Volunteers & Volunteer Coordinators
Volunteers add another layer of care to what the clinical and spiritual teams provide. At Faith Hospice, we rely on many volunteers who selflessly give their time to serve. They get involved in many ways, including:  
  • Offering companionship by sitting, playing games, walking, or reading with a patient
  • Joining our 11th Hour volunteer team to support and pray with patients during their last hours
  • Bringing music into someone’s home or providing pet visits
  • Administrative tasks such as greeting our guests or office help
  • Providing relief for caregivers
  • Assisting families with household tasks (such as watering flowers or housekeeping)
  • Capturing life memories and legacy creation through scrapbooking, audio recording, or journaling
As volunteer Phyllis Phillips puts it, “Being with someone in their last hour is the greatest gift we can give to a person. To spend those special hours and moments with them during the transition from one life to another is a personal conviction – it was handwritten for me.” In these times of social distancing, our volunteers have not been able to be with patients in person. Yet, they continue to go above and beyond finding ways to help:  
  • Service projects such as making handmade cards, weighted blankets, and fidget mats
  • Sewing projects—quilts, pillowcases, and more
  • Computer projects
  • Our Cookie Ministry at Trillium Woods
It is the Volunteer Coordinator’s job to recruit and train caring, willing people with the motivation to serve others in their last days, weeks, or months. Coordinators also remain in close contact with the rest of the care team and the patient to see how volunteers can best contribute to the care plan.

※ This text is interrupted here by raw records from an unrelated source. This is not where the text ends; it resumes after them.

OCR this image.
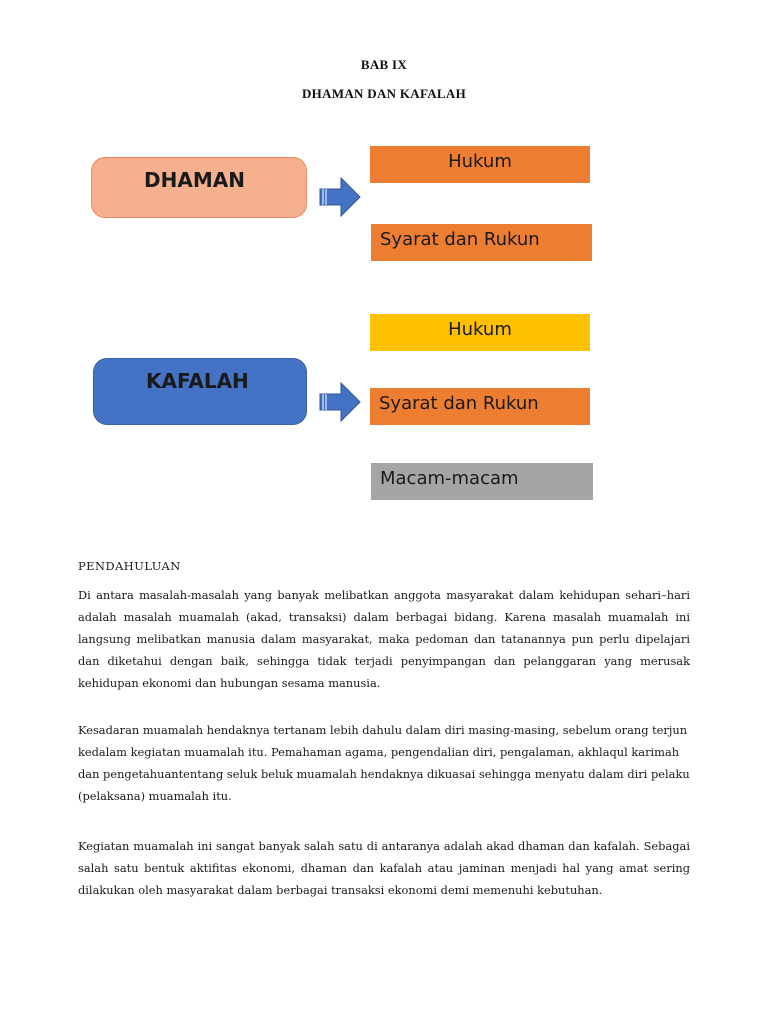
BAB IX
DHAMAN DAN KAFALAH
DHAMAN
Hukum
Syarat dan Rukun
Hukum
KAFALAH
Syarat dan Rukun
Macam-macam
PENDAHULUAN
Di antara masalah-masalah yang banyak melibatkan anggota masyarakat dalam kehidupan sehari–hari adalah masalah muamalah (akad, transaksi) dalam berbagai bidang. Karena masalah muamalah ini langsung melibatkan manusia dalam masyarakat, maka pedoman dan tatanannya pun perlu dipelajari dan diketahui dengan baik, sehingga tidak terjadi penyimpangan dan pelanggaran yang merusak kehidupan ekonomi dan hubungan sesama manusia.
Kesadaran muamalah hendaknya tertanam lebih dahulu dalam diri masing-masing, sebelum orang terjun kedalam kegiatan muamalah itu. Pemahaman agama, pengendalian diri, pengalaman, akhlaqul karimah dan pengetahuantentang seluk beluk muamalah hendaknya dikuasai sehingga menyatu dalam diri pelaku (pelaksana) muamalah itu.
Kegiatan muamalah ini sangat banyak salah satu di antaranya adalah akad dhaman dan kafalah. Sebagai salah satu bentuk aktifitas ekonomi, dhaman dan kafalah atau jaminan menjadi hal yang amat sering dilakukan oleh masyarakat dalam berbagai transaksi ekonomi demi memenuhi kebutuhan.
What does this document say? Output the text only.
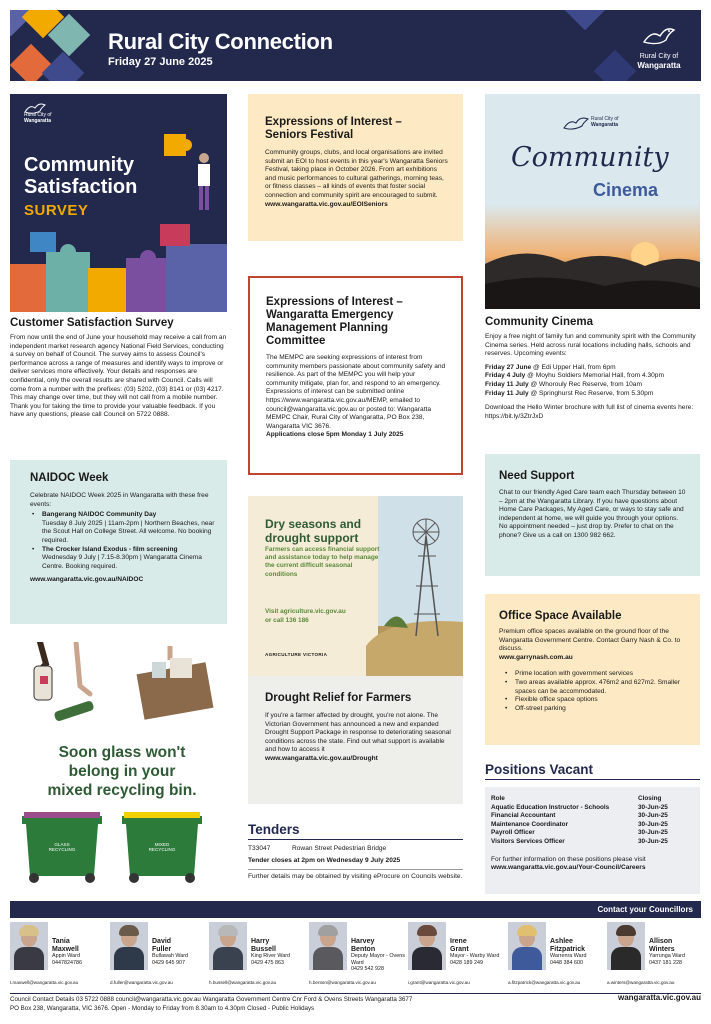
Rural City Connection
Friday 27 June 2025	Rural City of
Wangaratta
Rural City of
Wangaratta
Community
Satisfaction
SURVEY
Customer Satisfaction Survey
From now until the end of June your household may receive a call from an independent market research agency National Field Services, conducting a survey on behalf of Council. The survey aims to assess Council's performance across a range of measures and identify ways to improve or deliver services more effectively. Your details and responses are confidential, only the overall results are shared with Council. Calls will come from a number with the prefixes: (03) 5202, (03) 8141 or (03) 4217. This may change over time, but they will not call from a mobile number. Thank you for taking the time to provide your valuable feedback. If you have any questions, please call Council on 5722 0888.
NAIDOC Week
Celebrate NAIDOC Week 2025 in Wangaratta with these free events:
• Bangerang NAIDOC Community Day
Tuesday 8 July 2025 | 11am-2pm | Northern Beaches, near the Scout Hall on College Street. All welcome. No booking required.
• The Crocker Island Exodus - film screening
Wednesday 9 July | 7.15-8.30pm | Wangaratta Cinema Centre. Booking required.
www.wangaratta.vic.gov.au/NAIDOC
Soon glass won't
belong in your
mixed recycling bin.
GLASS RECYCLING
MIXED RECYCLING
Expressions of Interest – Seniors Festival
Community groups, clubs, and local organisations are invited submit an EOI to host events in this year's Wangaratta Seniors Festival, taking place in October 2026. From art exhibitions and music performances to cultural gatherings, morning teas, or fitness classes – all kinds of events that foster social connection and community spirit are encouraged to submit.
www.wangaratta.vic.gov.au/EOISeniors
Expressions of Interest – Wangaratta Emergency Management Planning Committee
The MEMPC are seeking expressions of interest from community members passionate about community safety and resilience. As part of the MEMPC you will help your community mitigate, plan for, and respond to an emergency. Expressions of interest can be submitted online https://www.wangaratta.vic.gov.au/MEMP, emailed to council@wangaratta.vic.gov.au or posted to: Wangaratta MEMPC Chair, Rural City of Wangaratta, PO Box 238, Wangaratta VIC 3676.
Applications close 5pm Monday 1 July 2025
Dry seasons and drought support
Farmers can access financial support and assistance today to help manage the current difficult seasonal conditions
Visit agriculture.vic.gov.au
or call 136 186
AGRICULTURE VICTORIA
Drought Relief for Farmers
If you're a farmer affected by drought, you're not alone. The Victorian Government has announced a new and expanded Drought Support Package in response to deteriorating seasonal conditions across the state. Find out what support is available and how to access it
www.wangaratta.vic.gov.au/Drought
Tenders
T33047	Rowan Street Pedestrian Bridge
Tender closes at 2pm on Wednesday 9 July 2025
Further details may be obtained by visiting eProcure on Councils website.
Rural City of
Wangaratta
Community
Cinema
Community Cinema
Enjoy a free night of family fun and community spirit with the Community Cinema series. Held across rural locations including halls, schools and reserves. Upcoming events:
Friday 27 June @ Edi Upper Hall, from 6pm
Friday 4 July @ Moyhu Soldiers Memorial Hall, from 4.30pm
Friday 11 July @ Whorouly Rec Reserve, from 10am
Friday 11 July @ Springhurst Rec Reserve, from 5.30pm
Download the Hello Winter brochure with full list of cinema events here: https://bit.ly/3ZtrJxD
Need Support
Chat to our friendly Aged Care team each Thursday between 10 – 2pm at the Wangaratta Library. If you have questions about Home Care Packages, My Aged Care, or ways to stay safe and independent at home, we will guide you through your options. No appointment needed – just drop by. Prefer to chat on the phone? Give us a call on 1300 982 662.
Office Space Available
Premium office spaces available on the ground floor of the Wangaratta Government Centre. Contact Garry Nash & Co. to discuss.
www.garrynash.com.au
• Prime location with government services
• Two areas available approx. 476m2 and 627m2. Smaller spaces can be accommodated.
• Flexible office space options
• Off-street parking
Positions Vacant
Role	Closing
Aquatic Education Instructor - Schools	30-Jun-25
Financial Accountant	30-Jun-25
Maintenance Coordinator	30-Jun-25
Payroll Officer	30-Jun-25
Visitors Services Officer	30-Jun-25
For further information on these positions please visit
www.wangaratta.vic.gov.au/Your-Council/Careers
Contact your Councillors
Tania
Maxwell
Appin Ward
0447824786
t.maxwell@wangaratta.vic.gov.au
David
Fuller
Bullawah Ward
0429 645 907
d.fuller@wangaratta.vic.gov.au
Harry
Bussell
King River Ward
0429 475 863
h.bussell@wangaratta.vic.gov.au
Harvey
Benton
Deputy Mayor - Ovens Ward
0429 542 928
h.benton@wangaratta.vic.gov.au
Irene
Grant
Mayor - Warby Ward
0428 189 249
i.grant@wangaratta.vic.gov.au
Ashlee
Fitzpatrick
Warrenra Ward
0448 384 600
a.fitzpatrick@wangaratta.vic.gov.au
Allison
Winters
Yarrunga Ward
0437 181 228
a.winters@wangaratta.vic.gov.au
Council Contact Details 03 5722 0888 council@wangaratta.vic.gov.au Wangaratta Government Centre Cnr Ford & Ovens Streets Wangaratta 3677
PO Box 238, Wangaratta, VIC 3676. Open - Monday to Friday from 8.30am to 4.30pm Closed - Public Holidays
wangaratta.vic.gov.au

“Our volunteers are such a blessing to patients and their families! Lonely folks receive companionship; patients who enjoyed music throughout their lives are energized by a serenade or a concert; family caregivers can leave for a dentist appointment, lunch date, or simple trip to the grocery store knowing that their loved one is not alone.”

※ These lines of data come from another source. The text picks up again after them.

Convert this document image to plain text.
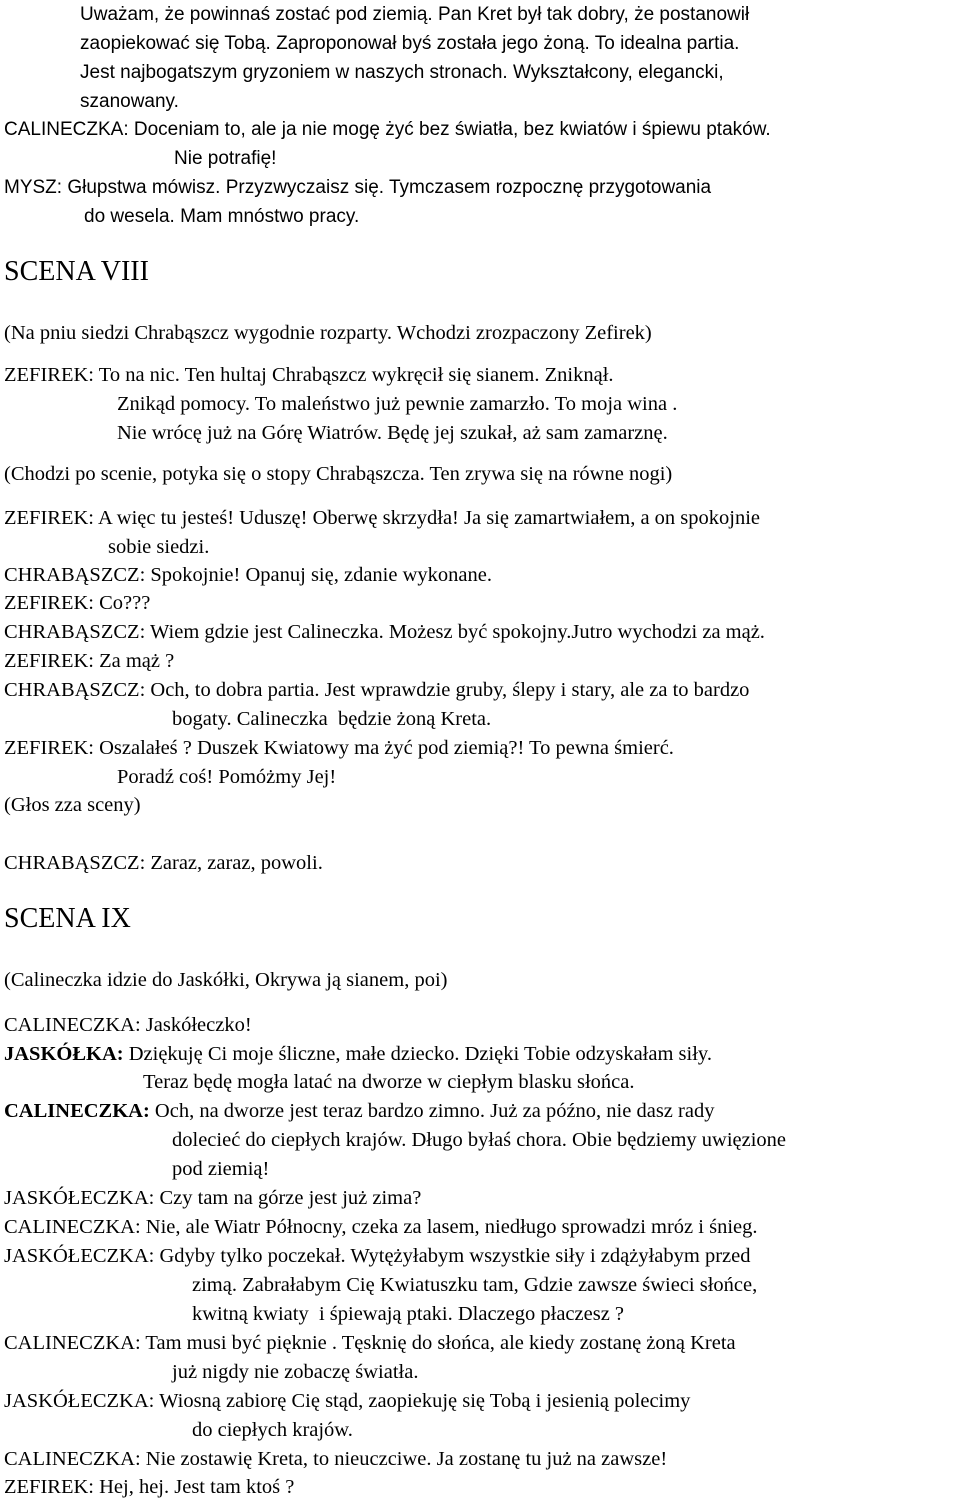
Uważam, że powinnaś zostać pod ziemią. Pan Kret był tak dobry, że postanowił
zaopiekować się Tobą. Zaproponował byś została jego żoną. To idealna partia.
Jest najbogatszym gryzoniem w naszych stronach. Wykształcony, elegancki,
szanowany.
CALINECZKA: Doceniam to, ale ja nie mogę żyć bez światła, bez kwiatów i śpiewu ptaków.
Nie potrafię!
MYSZ: Głupstwa mówisz. Przyzwyczaisz się. Tymczasem rozpocznę przygotowania
do wesela. Mam mnóstwo pracy.
SCENA VIII
(Na pniu siedzi Chrabąszcz wygodnie rozparty. Wchodzi zrozpaczony Zefirek)
ZEFIREK: To na nic. Ten hultaj Chrabąszcz wykręcił się sianem. Zniknął.
Znikąd pomocy. To maleństwo już pewnie zamarzło. To moja wina .
Nie wrócę już na Górę Wiatrów. Będę jej szukał, aż sam zamarznę.
(Chodzi po scenie, potyka się o stopy Chrabąszcza. Ten zrywa się na równe nogi)
ZEFIREK: A więc tu jesteś! Uduszę! Oberwę skrzydła! Ja się zamartwiałem, a on spokojnie
sobie siedzi.
CHRABĄSZCZ: Spokojnie! Opanuj się, zdanie wykonane.
ZEFIREK: Co???
CHRABĄSZCZ: Wiem gdzie jest Calineczka. Możesz być spokojny.Jutro wychodzi za mąż.
ZEFIREK: Za mąż ?
CHRABĄSZCZ: Och, to dobra partia. Jest wprawdzie gruby, ślepy i stary, ale za to bardzo
bogaty. Calineczka  będzie żoną Kreta.
ZEFIREK: Oszalałeś ? Duszek Kwiatowy ma żyć pod ziemią?! To pewna śmierć.
Poradź coś! Pomóżmy Jej!
(Głos zza sceny)
CHRABĄSZCZ: Zaraz, zaraz, powoli.
SCENA IX
(Calineczka idzie do Jaskółki, Okrywa ją sianem, poi)
CALINECZKA: Jaskółeczko!
JASKÓŁKA: Dziękuję Ci moje śliczne, małe dziecko. Dzięki Tobie odzyskałam siły.
Teraz będę mogła latać na dworze w ciepłym blasku słońca.
CALINECZKA: Och, na dworze jest teraz bardzo zimno. Już za późno, nie dasz rady
dolecieć do ciepłych krajów. Długo byłaś chora. Obie będziemy uwięzione
pod ziemią!
JASKÓŁECZKA: Czy tam na górze jest już zima?
CALINECZKA: Nie, ale Wiatr Północny, czeka za lasem, niedługo sprowadzi mróz i śnieg.
JASKÓŁECZKA: Gdyby tylko poczekał. Wytężyłabym wszystkie siły i zdążyłabym przed
zimą. Zabrałabym Cię Kwiatuszku tam, Gdzie zawsze świeci słońce,
kwitną kwiaty  i śpiewają ptaki. Dlaczego płaczesz ?
CALINECZKA: Tam musi być pięknie . Tęsknię do słońca, ale kiedy zostanę żoną Kreta
już nigdy nie zobaczę światła.
JASKÓŁECZKA: Wiosną zabiorę Cię stąd, zaopiekuję się Tobą i jesienią polecimy
do ciepłych krajów.
CALINECZKA: Nie zostawię Kreta, to nieuczciwe. Ja zostanę tu już na zawsze!
ZEFIREK: Hej, hej. Jest tam ktoś ?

—Therese Schneider, Volunteer Coordinator

Bereavement Team
While the main portion of hospice care focuses on enhancing the patient’s life until the very end of it, we go beyond that, extending our services to individuals after their loved one has passed. The Faith Hospice Bereavement Team provides counseling and guidance during this difficult time. It is not a step-by-step guide to grieving but rather provides companionship, understanding, and support that helps each individual through their own process.  “You see loved ones going through different steps and different stages. But it’s not always the same because grief isn’t linear. It doesn’t go in a straight line. Grief can be very cyclical. And so many people think they’re going crazy, when in fact, they’re just grieving. And so it’s really my job to help them understand that this is a process and it’s normal, and it’s going to be really hard right now, but it will get easier.” - Janet Jaymin, Bereavement Manager To learn more about the importance and impact of our bereavement services, head to our blog.
It Takes Us All
As you can see, there is a lot that goes into a hospice care team. Yes, a lot of people but mostly a lot of love, compassion, and understanding. We’re so appreciative of the team we have here at Faith Hospice, and we hope that this article sheds some light on all of the selfless work they do.